It is time for academics to let go of Twitter

I have been following the saga of Elon Musk’s takeover of Twitter over the last year with mounting alarm. Last April I offered practical tips for academics who wanted to disengage from the platform without entirely leaving it. I suggested this could be an occasion to rethink our engagement with a platform which has become an unwieldy hybrid of knowledge exchange and community building. The problem it seemed lay in the social capital which academics had accumulated which was now effectively in the possession of an unpredictable billionaire with uncertain outcomes. It has been six months since the purchase went through and it is clear there is a fundamental change underway within social media, reflecting a broader trend within the digital economy, which the sector urgently needs to adapt to. I strongly suspect there will be mounting personal and institutional costs to inaction while the positive benefits which have led academics to use this platform will rapidly evaporate. My suggestion is the sector needs to recognise the role which social media plays in supporting knowledge production (e.g. academic networking, inter-institutional collaboration, circulation of opportunities) in order to more actively steer the development of digital academic culture towards desirable outcomes which serve collective objectives. At present it has been institutionalised within universities in a chaotic and individualised way, compelling engagement through a mixture of carrot (being evaluated as having capacity for research impact) and stick (foregoing a potential advantage in a brutal job market) with little systematic sense of the purpose it serves beyond the repetitive calls to ‘get your work out there’ which little official guidance from universities and funders. 
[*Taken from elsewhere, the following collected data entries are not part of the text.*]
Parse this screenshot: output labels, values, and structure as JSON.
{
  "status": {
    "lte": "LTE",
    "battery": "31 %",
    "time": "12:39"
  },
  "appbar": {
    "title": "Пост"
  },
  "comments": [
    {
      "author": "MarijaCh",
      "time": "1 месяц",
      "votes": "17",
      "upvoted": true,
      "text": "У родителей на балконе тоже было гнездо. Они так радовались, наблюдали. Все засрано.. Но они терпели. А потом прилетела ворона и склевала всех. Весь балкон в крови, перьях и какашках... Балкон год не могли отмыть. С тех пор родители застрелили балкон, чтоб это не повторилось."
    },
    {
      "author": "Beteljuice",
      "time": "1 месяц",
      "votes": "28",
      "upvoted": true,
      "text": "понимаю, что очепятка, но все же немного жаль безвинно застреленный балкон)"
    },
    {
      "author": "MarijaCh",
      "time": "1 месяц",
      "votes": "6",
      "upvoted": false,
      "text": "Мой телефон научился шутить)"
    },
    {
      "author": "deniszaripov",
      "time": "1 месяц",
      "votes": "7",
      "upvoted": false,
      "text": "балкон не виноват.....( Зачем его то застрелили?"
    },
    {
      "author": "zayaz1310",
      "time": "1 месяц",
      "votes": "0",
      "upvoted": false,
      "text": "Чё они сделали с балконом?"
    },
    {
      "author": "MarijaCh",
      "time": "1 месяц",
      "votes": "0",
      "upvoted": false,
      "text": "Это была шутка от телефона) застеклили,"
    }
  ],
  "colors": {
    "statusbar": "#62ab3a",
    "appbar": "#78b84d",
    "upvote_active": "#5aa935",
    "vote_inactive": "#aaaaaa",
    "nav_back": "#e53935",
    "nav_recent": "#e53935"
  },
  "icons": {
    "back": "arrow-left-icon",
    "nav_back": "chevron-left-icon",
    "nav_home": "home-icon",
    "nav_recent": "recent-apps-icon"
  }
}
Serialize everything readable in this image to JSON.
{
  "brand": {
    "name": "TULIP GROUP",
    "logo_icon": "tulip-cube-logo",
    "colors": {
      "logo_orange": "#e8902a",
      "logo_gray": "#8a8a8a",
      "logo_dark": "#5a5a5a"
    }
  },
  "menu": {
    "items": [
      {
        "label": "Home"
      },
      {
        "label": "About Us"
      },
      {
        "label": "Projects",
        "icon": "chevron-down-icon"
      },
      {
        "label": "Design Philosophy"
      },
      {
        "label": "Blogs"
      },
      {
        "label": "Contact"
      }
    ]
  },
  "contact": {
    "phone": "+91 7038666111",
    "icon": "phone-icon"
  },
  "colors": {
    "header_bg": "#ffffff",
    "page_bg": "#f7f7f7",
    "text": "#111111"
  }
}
If you have a Twitter account for your department, research group, network or union branch then it can make sense to maintain this institutional presence in order to keep a channel of communication open with your audience. In which case paying the monthly subscription would be prudent in order to ensure the reach of your external communications. It might seem like a wasteful expense but without it you will be spending more time and energy in order to reach a shrinking audience. If you have an institutional commitment to communicating through Twitter then not paying the fee would almost certainly be a false economy. However it’s important to realise that your audience is likely to deteriorate over time  even with this decision, both in terms of numbers of users but also how engaged remaining users are with the platform. Paying the subscription mitigates the impact of this trend by effectively letting you jump to the front of the queue but it will not reverse the underlying direction of travel. Furthermore, its utility declines as more users are willing to pay the subscription fees; in the same way that speedy boarding on budget airlines stopped being useful when the majority of passengers began paying to avoid the gruelling experience which otherwise awaited them. 

While the decline of Twitter’s audience and engagement inevitably remains contested given how central it is to evaluating whether Musk has saved or doomed the platform he now admits he was forced to buy, my suspicion is the cloud of uncertainty which now hovers over the platform is likely to accelerate its demise. Once there are doubts expressed over the future of a platform, with regular departures and prominent conversations about alternatives, the rationale for continued engagement evaporates. The continued prestige of the follower count might slow progress in this direction however.  The value of this follower count reflects the vitality of the wider network. During the 2010s when Twitter was becoming mainstream within the sector, early adopters rapidly accumulated followers as more academics joined the platform. The rate at which this social capital could be converted into academic capital was always uncertain. My own experience as someone with one of the most followed accounts within my discipline was that it led to a rate of speaking and media invitations totally out of sync with my intellectual and career status. But it did little to help me get a permanent job (beyond underwriting the diffuse sense I was obviously an engaged academic) and the sprawling web of weak ties it generated was immensely distracting. My concern has been that academics already primed to metricise their work have tended to overvalue quantitative markers of online popularity at the cost of the relational possibilities which platforms open up. To the extent the follower count meant anything it was a fallible record of the visibility the wider network afforded to you; the capacity to talk and be heard from a position of relative centrality within the platformised academy. 

It was recently confirmed the Twitter algorithm on averages populates the ‘For You’ column with a 50/50 mix of tweets from within your network and those coming from outside your network. It identifies the latter through the tweets which people you follow engage with, as well as the recent likes of those who like similar tweets to yourself. As Zvi Mowshowitz puts it, this “essentially authorizes those you follow to upvote content for you by interacting with that content”. If you are a celebrity academic on Twitter possessed of the urgent need to maintain your status, the only possible solution lies in intensifying your engagement with your network. It’s going to be more work to maintain your centrality with less practical pay off in terms of the visibility you accrue. While those more casual users will find parts of their network slipping out of their feed due to the aforementioned dynamics. I’ve got a million other things to do at the moment but I would like to sit down and map out the different mechanisms at work here because I’m increasingly convinced there are a series of vectors through which the experienced utility of the service will rapidly decline that intersect with the governance failures to constitute the early stages of an existential doom loop that will eventually end in platform death or a state approximate to it.